Publication « La politique africaine de la France : entre rupture et continuité » : Dieynaba Sarr retrace les aspects positifs et négatifs avec les anciennes colonie

Face aux nombreuses interrogations souvent suscitées par les relations entre la France et ses anciennes colonies africaines, la jeunesse a son mot à dire. C’est la conviction de la juriste Dieynaba Sarr. Dans une publication intitulée « La politique africaine de la France : entre rupture et continuité », parue aux Editions Harmattan, l’auteur analyse cette politique ponctuée, selon elle, par des aspects positifs et négatifs.

« Nous avons voulu montrer l’image que la jeunesse s’intéresse aux problématiques de son continent.

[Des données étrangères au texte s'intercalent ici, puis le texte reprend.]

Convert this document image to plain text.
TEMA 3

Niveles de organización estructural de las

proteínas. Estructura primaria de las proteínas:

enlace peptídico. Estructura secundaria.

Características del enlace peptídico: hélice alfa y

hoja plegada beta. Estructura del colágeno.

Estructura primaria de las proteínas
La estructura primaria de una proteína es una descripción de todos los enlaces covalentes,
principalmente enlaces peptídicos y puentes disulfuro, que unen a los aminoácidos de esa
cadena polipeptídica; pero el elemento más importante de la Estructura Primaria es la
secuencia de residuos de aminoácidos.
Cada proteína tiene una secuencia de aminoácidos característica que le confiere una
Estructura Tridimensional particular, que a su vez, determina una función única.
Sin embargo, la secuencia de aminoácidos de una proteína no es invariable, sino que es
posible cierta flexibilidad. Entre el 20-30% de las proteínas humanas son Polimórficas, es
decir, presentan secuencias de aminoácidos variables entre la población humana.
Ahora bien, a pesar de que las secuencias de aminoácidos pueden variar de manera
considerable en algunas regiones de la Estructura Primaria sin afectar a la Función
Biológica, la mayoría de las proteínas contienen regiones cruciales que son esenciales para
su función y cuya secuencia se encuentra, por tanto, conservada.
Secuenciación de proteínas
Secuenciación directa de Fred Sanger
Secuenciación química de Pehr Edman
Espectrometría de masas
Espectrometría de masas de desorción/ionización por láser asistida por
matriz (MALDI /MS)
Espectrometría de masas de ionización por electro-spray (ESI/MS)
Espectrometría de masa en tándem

Nous voulons que les gens comprennent cette politique, parce qu’une connotation souvent négative est donnée à la Françafrique », a-t-elle souligné lors de la cérémonie de présentation du livre qui a eu lieu samedi dans les locaux de l’Éditeur, en présence des amis et parents de l’auteur.
La juriste rappelle d’abord les facteurs ayant conduit à l’indépendance des pays africains sous domination française à partir de 1960. En dépit de cette indépendance, l’auteur note « la persistance des liens historiques et culturels, la permanence des relations politiques et diplomatiques informelles, personnalisées et secrètes voire intimes, l’accès privilégié à certaines ressources naturelles stratégiques réservé à la France ».

La continuité notée dans ces relations n’est pas souvent sans conséquences négatives. Celles-ci portent notamment sur l’exploitation des ressources naturelles, les assassinats d’hommes politiques africains réclamant l’indépendance du continent. Dieynaba Sarr met aussi en exergue les interrogations d’Africains qui s’offusquent de la présence aujourd’hui encore des Forces armées françaises dans leurs pays, de l’importance supposée ou réelle de multinationales françaises sur le continent noir, de la dépendance monétaire du Franc Cfa vis-à-vis de l’Euro. Toutefois, elle estime qu’un air nouveau semble souffler sur le ménage franco-africain, avec des changements subtils mais réels, depuis quelques années. C’est pourquoi, Dieynaba Sarr prône le renforcement des éléments de rupture. « Il faut que les Africains négocient avec la France pour une coopération qui profite aux deux partenaires. Pour un intérêt gagnant-gagnant », recommande-t-elle.